Аво молча посапывал — самолюбие его было задето.

— А ты чего лежишь? — бросил дед, обращаясь к нему. — Собирайся и ты. Скажи, дед послал.

Аво не спеша поднялся, хотя ему, так же как и мне, не терпелось узнать, зачем вызывают.

Когда мы были готовы, дед горделиво оглядел нас с ног до головы:

— Выросли, людьми стали, сноха! Государство уже нуждается в них.

В сельсовете, куда мы пришли, было накурено. Сквозь пелену крутого табачного дыма мы едва разглядели взрослых. Что такое? Почему они при оружии? Неужели опять война? На подоконнике, черный от злости, сидел комбед Седрак. Шнур от рукоятки револьвера висел у него вдоль ноги. Дядя Саркис тоже был вооружен. Похоже, что-то неладное снова творится на земле, которая бушует, никак не успокоится. При чем тут мы? Мы пока не в том возрасте, чтобы взрослые не обходились без нас.

Однако как постарел дядя Саркис! У него совсем белые виски!

— Ребята, — обратился он к нам, — я не зря созвал вас.

Мы недоуменно переглянулись.

— Советская власть нуждается в хлебе, — продолжал Саркис, — а враги закапывают его в землю — хотят народ голодом задушить.

— Руки коротки! — пробасил посуровевший Айказ.

— Коротки ли, длинны, а вредят нам, — сказал дядя Саркис.

— А что ломать голову? Если закопали хлеб, надо его раскопать, — снова за всех ответил Айказ.

— Конечно, если бы, пряча хлеб, кулаки оставляли меточку. Но что делать, когда метки такой нет?

— Я знаю все потайные ямы во дворе Согомона-аги. Мне бы только забраться к нему, — сказал Азиз.

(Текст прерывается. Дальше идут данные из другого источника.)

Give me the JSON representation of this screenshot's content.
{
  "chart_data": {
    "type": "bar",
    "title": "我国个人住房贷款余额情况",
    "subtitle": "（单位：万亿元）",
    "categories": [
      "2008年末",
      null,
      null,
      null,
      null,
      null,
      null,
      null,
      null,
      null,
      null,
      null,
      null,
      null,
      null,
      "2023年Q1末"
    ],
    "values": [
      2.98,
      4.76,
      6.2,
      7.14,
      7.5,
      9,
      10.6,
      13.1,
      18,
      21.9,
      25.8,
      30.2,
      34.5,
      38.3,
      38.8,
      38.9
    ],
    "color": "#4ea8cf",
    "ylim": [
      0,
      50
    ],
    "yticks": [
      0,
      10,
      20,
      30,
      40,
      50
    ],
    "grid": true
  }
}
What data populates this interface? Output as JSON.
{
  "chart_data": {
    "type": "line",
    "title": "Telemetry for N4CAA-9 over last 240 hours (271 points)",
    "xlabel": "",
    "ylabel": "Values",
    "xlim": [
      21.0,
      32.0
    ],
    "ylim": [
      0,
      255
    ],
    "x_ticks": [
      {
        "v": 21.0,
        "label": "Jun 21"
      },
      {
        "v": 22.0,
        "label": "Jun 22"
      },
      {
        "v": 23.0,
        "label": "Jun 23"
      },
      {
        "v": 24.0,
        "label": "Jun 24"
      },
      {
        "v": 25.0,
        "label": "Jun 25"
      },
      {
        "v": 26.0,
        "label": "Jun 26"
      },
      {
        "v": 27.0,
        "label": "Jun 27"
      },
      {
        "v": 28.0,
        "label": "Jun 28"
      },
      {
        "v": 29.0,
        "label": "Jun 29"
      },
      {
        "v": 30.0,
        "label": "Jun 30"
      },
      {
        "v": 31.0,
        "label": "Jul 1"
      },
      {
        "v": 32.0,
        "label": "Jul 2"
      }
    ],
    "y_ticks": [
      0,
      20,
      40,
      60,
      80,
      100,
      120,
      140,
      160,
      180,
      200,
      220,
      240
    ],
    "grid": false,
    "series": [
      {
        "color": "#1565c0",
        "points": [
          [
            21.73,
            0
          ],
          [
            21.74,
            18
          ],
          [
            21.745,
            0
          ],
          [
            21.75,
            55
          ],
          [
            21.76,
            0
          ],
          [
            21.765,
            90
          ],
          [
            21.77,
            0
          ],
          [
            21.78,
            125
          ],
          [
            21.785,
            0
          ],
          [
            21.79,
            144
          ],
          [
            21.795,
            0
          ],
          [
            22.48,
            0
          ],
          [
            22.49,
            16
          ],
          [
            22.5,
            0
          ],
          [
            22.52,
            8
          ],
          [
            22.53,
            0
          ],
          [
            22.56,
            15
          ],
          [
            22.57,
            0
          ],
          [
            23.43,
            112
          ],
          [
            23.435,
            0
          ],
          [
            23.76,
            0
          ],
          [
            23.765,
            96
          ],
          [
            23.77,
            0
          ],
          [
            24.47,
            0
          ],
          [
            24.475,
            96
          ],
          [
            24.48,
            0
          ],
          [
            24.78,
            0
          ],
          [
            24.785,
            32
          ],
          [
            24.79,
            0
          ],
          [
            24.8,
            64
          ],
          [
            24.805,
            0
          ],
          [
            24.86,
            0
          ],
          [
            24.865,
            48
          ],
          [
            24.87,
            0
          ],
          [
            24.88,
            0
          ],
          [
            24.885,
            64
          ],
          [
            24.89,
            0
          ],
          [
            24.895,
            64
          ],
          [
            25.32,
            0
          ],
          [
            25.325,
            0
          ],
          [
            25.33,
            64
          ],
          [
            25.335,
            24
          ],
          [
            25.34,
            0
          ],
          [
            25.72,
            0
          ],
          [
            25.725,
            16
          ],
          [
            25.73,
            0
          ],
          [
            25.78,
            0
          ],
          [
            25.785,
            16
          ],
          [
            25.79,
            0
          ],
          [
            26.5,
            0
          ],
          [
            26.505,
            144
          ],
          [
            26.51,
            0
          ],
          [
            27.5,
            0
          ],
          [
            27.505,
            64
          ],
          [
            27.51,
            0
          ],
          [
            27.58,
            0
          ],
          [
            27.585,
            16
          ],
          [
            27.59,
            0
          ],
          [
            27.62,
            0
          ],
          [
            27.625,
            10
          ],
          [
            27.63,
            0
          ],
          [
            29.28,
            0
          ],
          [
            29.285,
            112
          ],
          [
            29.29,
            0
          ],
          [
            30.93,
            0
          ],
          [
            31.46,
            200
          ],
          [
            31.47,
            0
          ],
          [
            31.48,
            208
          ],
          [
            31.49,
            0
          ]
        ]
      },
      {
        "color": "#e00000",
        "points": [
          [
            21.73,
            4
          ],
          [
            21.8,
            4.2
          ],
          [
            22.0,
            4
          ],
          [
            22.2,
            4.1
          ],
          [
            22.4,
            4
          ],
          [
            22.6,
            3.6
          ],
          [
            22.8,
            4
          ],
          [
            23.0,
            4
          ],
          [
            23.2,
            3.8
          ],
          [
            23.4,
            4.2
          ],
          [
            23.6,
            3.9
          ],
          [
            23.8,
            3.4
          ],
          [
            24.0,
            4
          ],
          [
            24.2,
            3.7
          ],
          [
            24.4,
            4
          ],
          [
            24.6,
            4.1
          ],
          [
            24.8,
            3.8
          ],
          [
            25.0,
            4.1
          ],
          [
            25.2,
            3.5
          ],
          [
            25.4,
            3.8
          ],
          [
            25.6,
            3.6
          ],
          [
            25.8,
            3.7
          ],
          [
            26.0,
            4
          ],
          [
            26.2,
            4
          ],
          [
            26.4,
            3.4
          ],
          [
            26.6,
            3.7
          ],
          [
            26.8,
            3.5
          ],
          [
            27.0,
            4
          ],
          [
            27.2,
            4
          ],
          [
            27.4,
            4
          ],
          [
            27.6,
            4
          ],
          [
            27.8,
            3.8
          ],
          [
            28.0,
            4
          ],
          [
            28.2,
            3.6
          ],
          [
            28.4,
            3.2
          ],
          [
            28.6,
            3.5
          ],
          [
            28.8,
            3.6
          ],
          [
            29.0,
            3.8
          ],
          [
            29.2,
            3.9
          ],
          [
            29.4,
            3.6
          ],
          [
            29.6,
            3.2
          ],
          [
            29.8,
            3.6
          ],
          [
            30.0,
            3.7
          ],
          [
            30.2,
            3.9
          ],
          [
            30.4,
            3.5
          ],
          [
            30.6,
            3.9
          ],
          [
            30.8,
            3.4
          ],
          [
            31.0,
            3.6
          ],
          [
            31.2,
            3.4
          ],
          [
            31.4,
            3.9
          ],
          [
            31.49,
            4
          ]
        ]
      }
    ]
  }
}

— А я — в доме Геворковых, — тут же вставила Арфик. — Иголку спрячь — и то найду!

— Дело! — одобрил дядя Саркис — Затем вас и позвали. Начнем с тех дворов, где наверняка найдем.

Нагнувшись над листом бумаги, Саркис поставил новые крестики.

Когда все было готово, он встал. За ним встали все взрослые. В дверях дядя Саркис на минуту задержался, проверяя наган.